Fresh samples (within 24 hours of collection) from a heparin sodium tube were used to determine the number of CD34-positive cells. BD (Beckton Dickinson Biosciences) TrucountTM technology, an accurate and reproducible single platform assay conforming to the International Society of Hematotherapy and Graft Engineering (ISHAGE) guidelines [23, 24] and supported by automated software on the BD FACSCantoTM II system, was used to measure circulating CD34-positive cells. Serum samples were separated to measure the concentration of aspartate aminotransferase (AST) and γ-glutamyltranspeptidase (γ-GTP) using the Japanese Society of Clinical Chemistry (JSCC) standardization method. Triglycerides (TG), uric acid (UA) and creatinine were measured enzymatically. HDL-cholesterol (HDL) was measured using the direct method, while hemoglobin A1c (HbA1c) was measured using the latex coagulation method. Glomerular filtration rate (GFR) was estimated by means of an established method using three variations that had recently been proposed by the working group of the Japanese Chronic Kidney Disease initiative [25]. According to this adapted version, GFR (mL/min/1.73 m2) = 194 × (serum creatinine (enzyme method))−1.094× (age)−0.287.

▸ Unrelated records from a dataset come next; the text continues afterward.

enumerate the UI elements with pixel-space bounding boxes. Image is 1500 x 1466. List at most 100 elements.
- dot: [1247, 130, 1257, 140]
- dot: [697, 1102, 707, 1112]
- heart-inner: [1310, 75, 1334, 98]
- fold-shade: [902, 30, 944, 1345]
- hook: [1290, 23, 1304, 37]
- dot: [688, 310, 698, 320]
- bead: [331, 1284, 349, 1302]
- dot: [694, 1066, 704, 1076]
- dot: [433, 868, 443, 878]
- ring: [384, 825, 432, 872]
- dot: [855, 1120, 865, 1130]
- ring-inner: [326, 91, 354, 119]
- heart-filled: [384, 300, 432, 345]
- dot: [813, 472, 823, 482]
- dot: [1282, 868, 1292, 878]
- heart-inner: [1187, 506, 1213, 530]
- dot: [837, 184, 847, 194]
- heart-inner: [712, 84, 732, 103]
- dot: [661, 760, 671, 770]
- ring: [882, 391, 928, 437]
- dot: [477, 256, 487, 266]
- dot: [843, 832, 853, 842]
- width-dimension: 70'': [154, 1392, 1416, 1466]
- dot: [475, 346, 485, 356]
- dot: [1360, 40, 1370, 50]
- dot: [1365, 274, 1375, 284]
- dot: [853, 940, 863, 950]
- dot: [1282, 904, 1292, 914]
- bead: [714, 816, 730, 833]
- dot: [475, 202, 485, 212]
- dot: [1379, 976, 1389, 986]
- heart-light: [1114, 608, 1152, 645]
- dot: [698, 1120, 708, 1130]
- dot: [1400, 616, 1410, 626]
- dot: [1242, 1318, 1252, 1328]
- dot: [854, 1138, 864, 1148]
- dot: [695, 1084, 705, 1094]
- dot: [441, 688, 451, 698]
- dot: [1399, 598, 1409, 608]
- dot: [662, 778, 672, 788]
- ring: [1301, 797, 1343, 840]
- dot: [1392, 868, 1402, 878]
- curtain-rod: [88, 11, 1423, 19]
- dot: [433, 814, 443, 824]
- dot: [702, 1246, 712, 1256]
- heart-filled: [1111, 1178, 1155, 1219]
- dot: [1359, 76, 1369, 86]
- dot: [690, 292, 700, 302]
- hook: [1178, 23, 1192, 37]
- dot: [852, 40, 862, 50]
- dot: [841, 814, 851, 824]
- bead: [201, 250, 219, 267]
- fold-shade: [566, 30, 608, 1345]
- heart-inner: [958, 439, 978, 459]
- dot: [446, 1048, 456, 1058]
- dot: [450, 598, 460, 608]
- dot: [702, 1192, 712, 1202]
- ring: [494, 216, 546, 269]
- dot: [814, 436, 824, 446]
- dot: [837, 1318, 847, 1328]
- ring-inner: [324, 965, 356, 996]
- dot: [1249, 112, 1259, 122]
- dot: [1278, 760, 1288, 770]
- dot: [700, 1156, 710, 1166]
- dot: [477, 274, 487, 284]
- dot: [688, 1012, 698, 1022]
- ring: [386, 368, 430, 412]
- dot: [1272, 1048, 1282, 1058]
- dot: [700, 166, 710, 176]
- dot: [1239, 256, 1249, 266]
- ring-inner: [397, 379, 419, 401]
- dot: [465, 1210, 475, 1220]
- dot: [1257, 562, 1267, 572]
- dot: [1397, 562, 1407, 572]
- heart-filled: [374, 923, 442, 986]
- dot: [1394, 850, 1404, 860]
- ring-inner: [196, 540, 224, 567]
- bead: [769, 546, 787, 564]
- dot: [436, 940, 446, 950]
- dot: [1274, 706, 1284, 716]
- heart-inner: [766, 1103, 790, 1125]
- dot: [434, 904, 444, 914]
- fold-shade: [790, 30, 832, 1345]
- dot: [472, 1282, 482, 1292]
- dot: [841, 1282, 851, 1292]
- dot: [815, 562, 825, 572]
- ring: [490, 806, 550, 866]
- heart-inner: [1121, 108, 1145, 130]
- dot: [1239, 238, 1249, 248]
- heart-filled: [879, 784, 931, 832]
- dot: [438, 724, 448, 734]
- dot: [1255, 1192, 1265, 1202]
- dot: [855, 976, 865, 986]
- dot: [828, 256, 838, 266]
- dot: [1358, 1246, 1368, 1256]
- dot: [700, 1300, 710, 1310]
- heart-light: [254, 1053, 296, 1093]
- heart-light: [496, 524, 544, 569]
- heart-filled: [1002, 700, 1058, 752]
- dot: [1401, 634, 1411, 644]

Measurement of carotid intima media thickness (CIMT) was determined by ultrasonography of the left and right carotid arteries by an experienced vascular technician using a LOGIQ Book XP with a 10-MHz transducer, GE Healthcare, Milwaukee, WI, USA). Mean values for the left and right CIMT were calculated using automated digital edge-detection software (Intimascope; MediaCross, Tokyo, Japan) and a protocol that has been described in detail elsewhere [26].
Statistical analysis
Distribution of circulating CD34 cells, plasma platelet concentration, and mean CIMT were analyzed. Clinical characteristics of hypertensive and non-hypertensive subjects were compared. Simple correlation analysis (correlation coefficient) of circulating CD34-positive cells, platelets and other variables stratified by hypertension status were performed. In order to determine the correlation between the number of circulating CD34-positive cells and platelets, simple and multiple linear regression analysis accounting for hypertension status was performed, along with simple and multiple linear regression analysis of the mean CIMT and other variables.
Adjustments were made for classical cardiovascular risk factors such as age, systolic blood pressure (mmHg), diastolic blood pressure (mmHg), body mass index, HbA1c (%), HDL (mg/dL), TG(mg/dL), AST (IU/L), γ-GTP(IU/L), UA(mg/dL), and GFR (mL/min/1.73m2). Because CD34-positive cells, TG, and γ-GTP had a skewed distribution, logarithmic transformation was performed for simple and partial correlation analysis, and linear regression analysis.
All statistical analyses were performed with the SAS system for Windows (version 9.3; SAS Inc., Cary, NC). Probability values less than 0.05 were considered to be statistically significant.
Acknowledgments
We are grateful to the staff of Goto City Hall and Saza Town Hall for their outstanding support.
Footnotes
CONFLICTS OF INTEREST
The authors of this manuscript declare no conflict of interests.
FUNDING
This work was supported financially by a Grant-in-Aid for Scientific Research from the Japan Society for the Promotion of Science (No.15K07243, No.25440255).